Stress distribution of cased elliptical hole with high fluid pressure: Analytical expression

Abstract

It's not uncommon that the high pressure fluid is injected within the cased wells, such as well test and hydraulic fracturing process. Recently, the circular model and numerical simulation are usually used to calculate the stress distribution in such circumferences. However, the interfaces of a cased hole are not circular but elliptical. Moreover, the numerical simulation method requires a large amount of computing and is not easy to generalize. Therefore, based on the complex stress function, this study obtained an analytical solution model of stress distribution in a cased hole with internal pressure. Consequently, the following conclusions are obtained: (1)The elliptical model can describe stress distribution more accurately, and predict the occurrence of plastic damage in the cement sheath earlier. (2) As injecting pressure increases, the probability of casing collapse first decreases and then increases.

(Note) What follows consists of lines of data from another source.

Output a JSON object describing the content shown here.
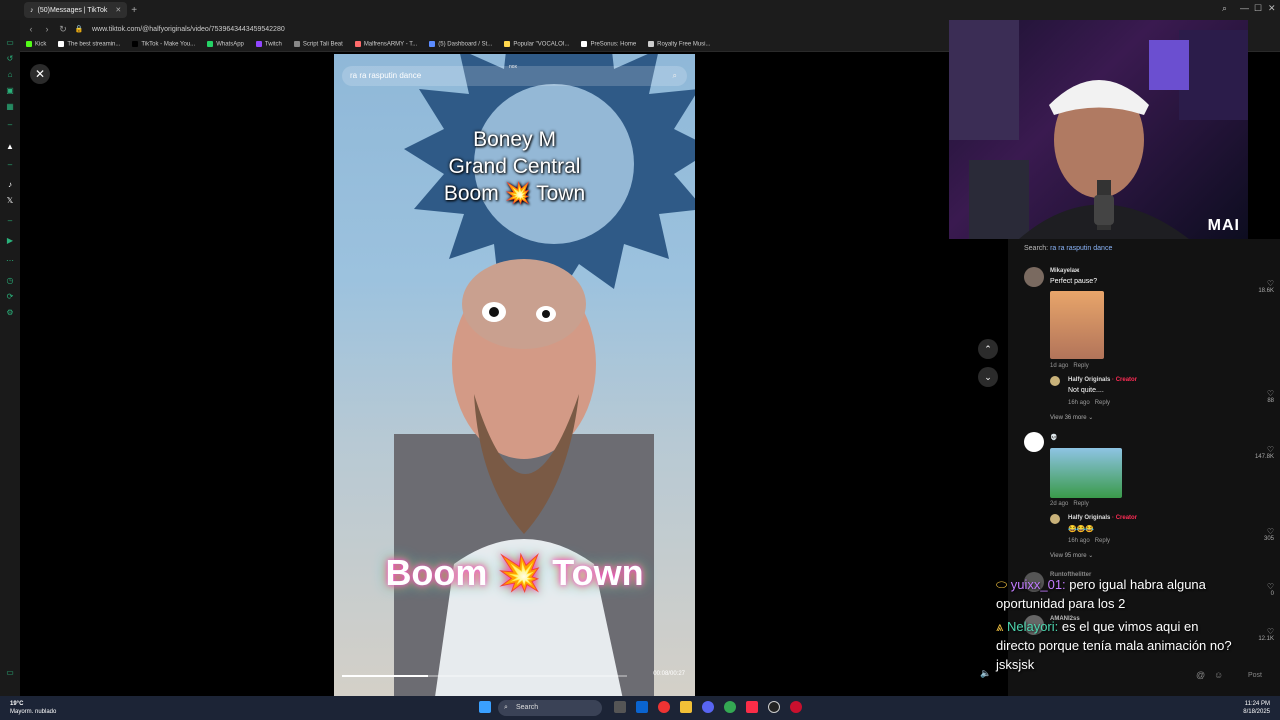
{
  "browser": {
    "tab_title": "(50)Messages | TikTok",
    "url": "www.tiktok.com/@halfyoriginals/video/7539643443459542280",
    "bookmarks": [
      {
        "label": "Kick",
        "color": "#53fc18"
      },
      {
        "label": "The best streamin...",
        "color": "#ffffff"
      },
      {
        "label": "TikTok - Make You...",
        "color": "#000000"
      },
      {
        "label": "WhatsApp",
        "color": "#25d366"
      },
      {
        "label": "Twitch",
        "color": "#9146ff"
      },
      {
        "label": "Script Tali Beat",
        "color": "#888888"
      },
      {
        "label": "MalfrensARMY - T...",
        "color": "#ff6b6b"
      },
      {
        "label": "(5) Dashboard / St...",
        "color": "#5b8cff"
      },
      {
        "label": "Popular \"VOCALOI...",
        "color": "#ffd84d"
      },
      {
        "label": "PreSonus: Home",
        "color": "#ffffff"
      },
      {
        "label": "Royalty Free Musi...",
        "color": "#cccccc"
      }
    ]
  },
  "video": {
    "search_text": "ra ra rasputin dance",
    "watermark": "nox",
    "title_lines": [
      "Boney M",
      "Grand Central",
      "Boom 💥 Town"
    ],
    "caption": "Boom 💥 Town",
    "timecode": "00:08/00:27",
    "progress": 0.3
  },
  "webcam": {
    "label": "MAI"
  },
  "comments": {
    "search_label": "Search:",
    "search_query": "ra ra rasputin dance",
    "items": [
      {
        "user": "Mikayelаж",
        "text": "Perfect pause?",
        "meta_time": "1d ago",
        "meta_reply": "Reply",
        "likes": "18.6K",
        "reply_user": "Halfy Originals",
        "reply_creator": "· Creator",
        "reply_text": "Not quite....",
        "reply_time": "16h ago",
        "reply_reply": "Reply",
        "reply_likes": "88",
        "view_more": "View 36 more"
      },
      {
        "user": "💀",
        "text": "",
        "meta_time": "2d ago",
        "meta_reply": "Reply",
        "likes": "147.8K",
        "reply_user": "Halfy Originals",
        "reply_creator": "· Creator",
        "reply_text": "😂😂😂",
        "reply_time": "16h ago",
        "reply_reply": "Reply",
        "reply_likes": "305",
        "view_more": "View 95 more"
      },
      {
        "user": "Runtofthelitter",
        "likes": "0"
      },
      {
        "user": "AMANI2ss",
        "likes": "12.1K"
      }
    ],
    "post_label": "Post"
  },
  "chat": [
    {
      "user": "yuixx_01:",
      "text": "pero igual habra alguna oportunidad para los 2"
    },
    {
      "user": "Nelayori:",
      "text": "es el que vimos aqui en directo porque tenía mala animación no? jsksjsk"
    }
  ],
  "taskbar": {
    "temperature": "19°C",
    "weather": "Mayorm. nublado",
    "search": "Search",
    "time": "11:24 PM",
    "date": "8/18/2025"
  }
}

Under the conditions of this paper, the turning point is 71 MPa (3) In formations with higher in-situ stress ratio and fracture pressure, cement sheath and casing being collapsed and interface debonding are more likely to occur. In formations with higher brittleness, the cement sheath is prone to be damaged. Other complex situations are more likely to occur in formations with lower brittleness. (4) The elastic modulus and Poisson's ratio of casing and cement sheath should be lower. And the wellbore diameter should be as large as possible. Moreover, under the conditions of this paper, the optimal casing thickness is 10.54 mm. The proposed analytical model will be useful for casing program design.